3 of 378 comments (clear)

  1. It's GIT for OSS, SVN for Enterprise. by goruka · · Score: 5, Insightful

    While GIT expresses the distributed development nature of open source projects much better nowadays, SVN fits the workflow of enterprise projects much better:

    -SVN has much better visual tools and is simpler to operate
    -SVN has a simpler merge policies which are friendlier when there isn't a central person pulling the changes.
    -SVN is very friendly for projects with a lot of binary objects (ie videogames)
    -SVN allows different people to work on different directories individually, GIT doesn't.
    -SVN has fine grained permissions, access and authentication controls, very useful when parts of your project (ie, APIs) are under NDA or you don't want them to leak.

    They are different systems with different scenarios in mind, comparing them or claiming that GIT is killing SVN is just ignorance.

  2. Re:SVN sucks on windows by Matje · · Score: 5, Insightful

    Care to point to specific bugs?
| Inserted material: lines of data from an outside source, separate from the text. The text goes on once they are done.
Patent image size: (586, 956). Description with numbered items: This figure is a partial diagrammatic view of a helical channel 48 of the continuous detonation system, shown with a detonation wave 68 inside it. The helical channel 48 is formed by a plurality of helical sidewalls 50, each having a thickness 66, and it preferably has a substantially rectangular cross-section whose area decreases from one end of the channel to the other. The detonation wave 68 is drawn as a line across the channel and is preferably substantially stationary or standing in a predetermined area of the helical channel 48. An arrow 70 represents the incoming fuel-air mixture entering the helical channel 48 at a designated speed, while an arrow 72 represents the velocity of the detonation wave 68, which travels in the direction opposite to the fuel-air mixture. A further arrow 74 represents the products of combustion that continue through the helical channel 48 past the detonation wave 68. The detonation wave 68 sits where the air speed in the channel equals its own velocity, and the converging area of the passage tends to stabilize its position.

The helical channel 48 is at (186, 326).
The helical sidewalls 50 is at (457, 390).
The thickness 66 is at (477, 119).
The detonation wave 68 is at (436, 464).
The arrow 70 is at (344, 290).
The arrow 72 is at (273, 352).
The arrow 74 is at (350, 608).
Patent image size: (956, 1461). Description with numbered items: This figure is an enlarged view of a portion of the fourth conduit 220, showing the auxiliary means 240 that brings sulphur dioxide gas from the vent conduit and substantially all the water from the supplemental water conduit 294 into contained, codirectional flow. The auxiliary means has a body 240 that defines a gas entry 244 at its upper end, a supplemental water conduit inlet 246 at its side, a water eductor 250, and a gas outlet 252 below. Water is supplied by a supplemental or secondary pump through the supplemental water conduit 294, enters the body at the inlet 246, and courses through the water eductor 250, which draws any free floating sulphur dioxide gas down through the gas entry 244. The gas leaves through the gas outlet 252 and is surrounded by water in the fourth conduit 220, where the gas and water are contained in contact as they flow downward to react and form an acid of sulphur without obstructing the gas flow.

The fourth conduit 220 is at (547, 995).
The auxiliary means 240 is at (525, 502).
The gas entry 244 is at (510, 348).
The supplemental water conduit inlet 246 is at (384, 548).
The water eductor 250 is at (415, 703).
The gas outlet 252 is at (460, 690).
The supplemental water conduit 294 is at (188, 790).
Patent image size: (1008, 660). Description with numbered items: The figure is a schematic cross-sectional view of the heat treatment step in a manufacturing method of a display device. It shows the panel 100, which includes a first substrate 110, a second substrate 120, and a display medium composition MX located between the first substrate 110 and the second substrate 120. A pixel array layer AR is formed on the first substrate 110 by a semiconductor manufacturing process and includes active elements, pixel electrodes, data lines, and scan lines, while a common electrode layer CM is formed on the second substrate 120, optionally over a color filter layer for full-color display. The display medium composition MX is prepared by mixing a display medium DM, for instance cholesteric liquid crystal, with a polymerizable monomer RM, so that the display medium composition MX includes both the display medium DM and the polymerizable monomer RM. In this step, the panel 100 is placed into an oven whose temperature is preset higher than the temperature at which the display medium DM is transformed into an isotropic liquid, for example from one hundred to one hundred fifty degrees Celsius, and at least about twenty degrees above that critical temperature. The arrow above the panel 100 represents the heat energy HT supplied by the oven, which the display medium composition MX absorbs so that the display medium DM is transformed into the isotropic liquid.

We've been using SVN for years and never seen these problems.

    Moreover, since SVN is client-server, why would a buggy client cause datacorruption in the database? Are you implying there are major bugs in the svn server?

    without backup, your claims are just FUD...

  3. Re:Won't use SVN. by ebno-10db · · Score: 5, Insightful

    All SCMs suck, some more than others. I liked CVS despite all its drawbacks. I can't help but dislike SVN despite all its upsides, notably its unbearably smug attitude, and especially its "documentation" drives me up the wall. Git, well, seems to be a reasonably solid bit of software and comes with somewhat usable manpages, despite its treacherous heritage. So we'll use that, reluctantly.

    There are a few more alternatives I'd look at before looking at SVN again, in fact. And no apologies for not being sorry about it.

    I'll bite. What's smug about svn? The developers make a version control system that they think is good, but they don't pretend it's The One True VCS. The users on forums, and Mercurial devs/users all likewise. By contrast Git fans, from Linus on down, act like it's the One True VCS and treat anyone who doesn't see the light as only worthy of contempt. I'm considering moving to Git or Mercurial, but I swear it'll be Mercurial just to get away from that friggin' attitude.

    Documentation is also one of the strong points of SVN. The online book is fantastic.